You can learn about using MLFeatureValue by taking a look at the contents of the class that’s generated for you when you drop a CoreML model into an Xcode project. If we look back to the “Task: Image Classification” that we built earlier, and look at the autogenerated code for our fruit-detection model, we can see that both the WhatsMyFruitInput class.

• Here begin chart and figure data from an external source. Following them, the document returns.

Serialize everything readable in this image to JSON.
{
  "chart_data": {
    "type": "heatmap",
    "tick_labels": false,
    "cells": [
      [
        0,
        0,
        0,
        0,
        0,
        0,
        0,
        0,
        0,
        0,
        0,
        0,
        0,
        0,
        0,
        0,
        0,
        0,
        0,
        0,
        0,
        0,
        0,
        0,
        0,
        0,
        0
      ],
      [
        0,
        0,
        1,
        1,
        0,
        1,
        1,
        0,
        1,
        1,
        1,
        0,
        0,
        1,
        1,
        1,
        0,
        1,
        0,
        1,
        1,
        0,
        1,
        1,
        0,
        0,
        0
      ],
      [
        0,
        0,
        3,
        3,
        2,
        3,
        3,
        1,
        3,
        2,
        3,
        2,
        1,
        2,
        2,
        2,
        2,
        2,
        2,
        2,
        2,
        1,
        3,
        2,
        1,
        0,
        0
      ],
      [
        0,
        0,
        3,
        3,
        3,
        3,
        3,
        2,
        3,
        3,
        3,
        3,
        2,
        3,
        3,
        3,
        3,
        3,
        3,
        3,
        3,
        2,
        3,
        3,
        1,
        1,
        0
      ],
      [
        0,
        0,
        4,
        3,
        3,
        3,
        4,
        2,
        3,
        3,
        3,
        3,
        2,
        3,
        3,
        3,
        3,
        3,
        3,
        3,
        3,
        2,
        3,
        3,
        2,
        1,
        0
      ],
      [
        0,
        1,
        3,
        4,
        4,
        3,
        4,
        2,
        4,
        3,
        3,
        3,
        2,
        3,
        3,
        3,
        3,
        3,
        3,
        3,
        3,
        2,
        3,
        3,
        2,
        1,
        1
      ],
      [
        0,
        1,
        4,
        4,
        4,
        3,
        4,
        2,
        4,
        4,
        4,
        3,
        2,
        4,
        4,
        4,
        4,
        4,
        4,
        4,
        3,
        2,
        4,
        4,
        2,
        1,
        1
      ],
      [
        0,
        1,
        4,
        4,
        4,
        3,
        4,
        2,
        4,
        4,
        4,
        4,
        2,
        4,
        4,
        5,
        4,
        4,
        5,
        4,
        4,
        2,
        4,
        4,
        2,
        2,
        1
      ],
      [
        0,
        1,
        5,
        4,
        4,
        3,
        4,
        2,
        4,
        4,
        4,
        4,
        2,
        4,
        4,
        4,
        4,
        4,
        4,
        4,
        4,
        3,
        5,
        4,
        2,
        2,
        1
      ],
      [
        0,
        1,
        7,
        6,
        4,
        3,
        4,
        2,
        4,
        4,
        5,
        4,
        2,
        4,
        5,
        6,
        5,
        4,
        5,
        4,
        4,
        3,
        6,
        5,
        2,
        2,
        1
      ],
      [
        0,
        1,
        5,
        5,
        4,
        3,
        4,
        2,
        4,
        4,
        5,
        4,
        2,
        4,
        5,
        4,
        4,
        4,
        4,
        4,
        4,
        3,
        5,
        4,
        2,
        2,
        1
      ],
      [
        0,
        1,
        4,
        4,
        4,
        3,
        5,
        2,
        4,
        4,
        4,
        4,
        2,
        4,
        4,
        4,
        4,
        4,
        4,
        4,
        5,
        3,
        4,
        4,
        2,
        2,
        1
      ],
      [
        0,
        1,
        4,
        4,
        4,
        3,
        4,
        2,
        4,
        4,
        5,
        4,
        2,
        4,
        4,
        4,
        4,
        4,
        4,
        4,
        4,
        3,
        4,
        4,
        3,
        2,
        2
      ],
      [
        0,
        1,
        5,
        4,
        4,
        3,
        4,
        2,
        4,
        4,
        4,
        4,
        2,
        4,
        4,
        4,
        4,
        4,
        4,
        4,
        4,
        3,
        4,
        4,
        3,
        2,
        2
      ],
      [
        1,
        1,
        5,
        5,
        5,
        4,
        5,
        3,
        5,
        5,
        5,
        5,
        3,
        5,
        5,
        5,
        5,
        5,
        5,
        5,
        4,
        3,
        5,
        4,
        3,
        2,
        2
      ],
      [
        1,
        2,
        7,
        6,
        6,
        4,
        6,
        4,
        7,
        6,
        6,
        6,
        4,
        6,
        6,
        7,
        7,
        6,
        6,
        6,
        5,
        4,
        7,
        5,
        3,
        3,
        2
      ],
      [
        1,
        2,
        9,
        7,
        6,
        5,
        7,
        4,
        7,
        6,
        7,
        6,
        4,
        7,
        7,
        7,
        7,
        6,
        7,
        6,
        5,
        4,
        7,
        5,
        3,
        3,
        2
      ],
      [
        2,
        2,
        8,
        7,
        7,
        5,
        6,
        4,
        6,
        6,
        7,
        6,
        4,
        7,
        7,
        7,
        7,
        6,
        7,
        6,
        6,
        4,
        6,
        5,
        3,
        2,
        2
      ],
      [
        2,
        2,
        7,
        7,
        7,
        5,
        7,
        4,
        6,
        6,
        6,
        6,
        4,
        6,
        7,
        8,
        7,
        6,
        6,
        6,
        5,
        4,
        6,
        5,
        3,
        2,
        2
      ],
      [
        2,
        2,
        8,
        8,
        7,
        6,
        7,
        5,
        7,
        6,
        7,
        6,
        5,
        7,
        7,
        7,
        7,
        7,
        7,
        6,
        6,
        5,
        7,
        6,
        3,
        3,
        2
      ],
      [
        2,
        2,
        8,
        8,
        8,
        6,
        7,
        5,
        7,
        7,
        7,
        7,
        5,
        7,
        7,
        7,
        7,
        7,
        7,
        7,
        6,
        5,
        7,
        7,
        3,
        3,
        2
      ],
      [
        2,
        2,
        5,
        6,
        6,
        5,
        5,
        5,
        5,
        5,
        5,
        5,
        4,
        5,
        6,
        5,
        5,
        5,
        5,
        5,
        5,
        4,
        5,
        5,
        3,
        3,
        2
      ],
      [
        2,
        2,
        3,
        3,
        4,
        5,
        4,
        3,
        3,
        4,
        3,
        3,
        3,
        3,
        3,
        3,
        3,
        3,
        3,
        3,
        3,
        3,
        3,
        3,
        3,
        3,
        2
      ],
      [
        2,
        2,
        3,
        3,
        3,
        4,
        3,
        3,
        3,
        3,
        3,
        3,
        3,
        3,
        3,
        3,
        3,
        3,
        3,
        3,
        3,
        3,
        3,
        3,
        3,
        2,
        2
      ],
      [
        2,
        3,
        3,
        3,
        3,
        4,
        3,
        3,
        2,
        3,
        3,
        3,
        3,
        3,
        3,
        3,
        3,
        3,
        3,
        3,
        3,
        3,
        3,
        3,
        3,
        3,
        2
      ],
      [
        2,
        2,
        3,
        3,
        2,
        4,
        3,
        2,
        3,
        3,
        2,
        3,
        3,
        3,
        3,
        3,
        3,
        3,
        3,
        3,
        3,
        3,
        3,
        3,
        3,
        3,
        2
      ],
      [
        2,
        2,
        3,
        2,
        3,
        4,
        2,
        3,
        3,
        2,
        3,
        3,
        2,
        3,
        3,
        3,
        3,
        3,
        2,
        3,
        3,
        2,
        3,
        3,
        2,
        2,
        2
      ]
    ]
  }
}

class WhatsMyFruitInput : MLFeatureProvider {

    /// Input image to be classified as color (kCVPixelFormatType_32BGRA)
    /// image buffer, 299 pixels wide by 299 pixels high
    var image: CVPixelBuffer

    var featureNames: Set<String> {
        get {
            return ["image"]
        }
    }

    func featureValue(for featureName: String) -> MLFeatureValue? {
        if (featureName == "image") {
            return MLFeatureValue(pixelBuffer: image)
        }
        return nil
    }

    init(image: CVPixelBuffer) {
        self.image = image
    }
}

and the WhatsMyFruitOutput class:

class WhatsMyFruitOutput : MLFeatureProvider {

    /// Source provided by CoreML

    private let provider : MLFeatureProvider


    /// Probability of each category as dictionary of strings to doubles
    lazy var classLabelProbs: [String : Double] = {
        [unowned self] in return self.provider.featureValue(for:
            "classLabelProbs")!.dictionaryValue as! [String : Double]
    }()

    /// Most likely image category as string value
    lazy var classLabel: String = {
        [unowned self] in return self.provider.featureValue(
            for: "classLabel")!.stringValue
    }()

    var featureNames: Set<String> {
        return self.provider.featureNames
    }

    func featureValue(for featureName: String) -> MLFeatureValue? {
        return self.provider.featureValue(for: featureName)
    }

    init(classLabelProbs: [String : Double], classLabel: String) {
        self.provider = try! MLDictionaryFeatureProvider(
            dictionary: [
                "classLabelProbs" : MLFeatureValue(
                    dictionary: classLabelProbs as [AnyHashable : NSNumber]),
                "classLabel" : MLFeatureValue(string: classLabel)
                ]
        )
    }

    init(features: MLFeatureProvider) {
        self.provider = features
    }
}

both conform to the MLFeatureProvider protocol. The featureValue() function is the most interesting thing here. Looking at the featureValue() function in the input class, we can see that it returns an MLFeatureValue that contains an image, automatically converted via CVPixelBuffer.

MLFeatureValue also supports String, dictionaries, Double, MLMultiArray, and MLSequence. MLFeatureValue is a little outside of the scope of this book, given that we’re mostly interested in practical AI, and this is getting quite advanced. Check out Apple’s documentation for more details.

Tip

If you want to learn more about this, we again highly recommend Matthijs Holleman’s book, CoreML Survival Guide. See also “Other People’s Tools”.

Next Steps

This chapter, together with the Chapter 10, has given you a little insight into what’s happening under the hood when you build something with AI and ML. In the Chapter 12, we take that a step further and look at how we can implement a much lower-level piece of ML.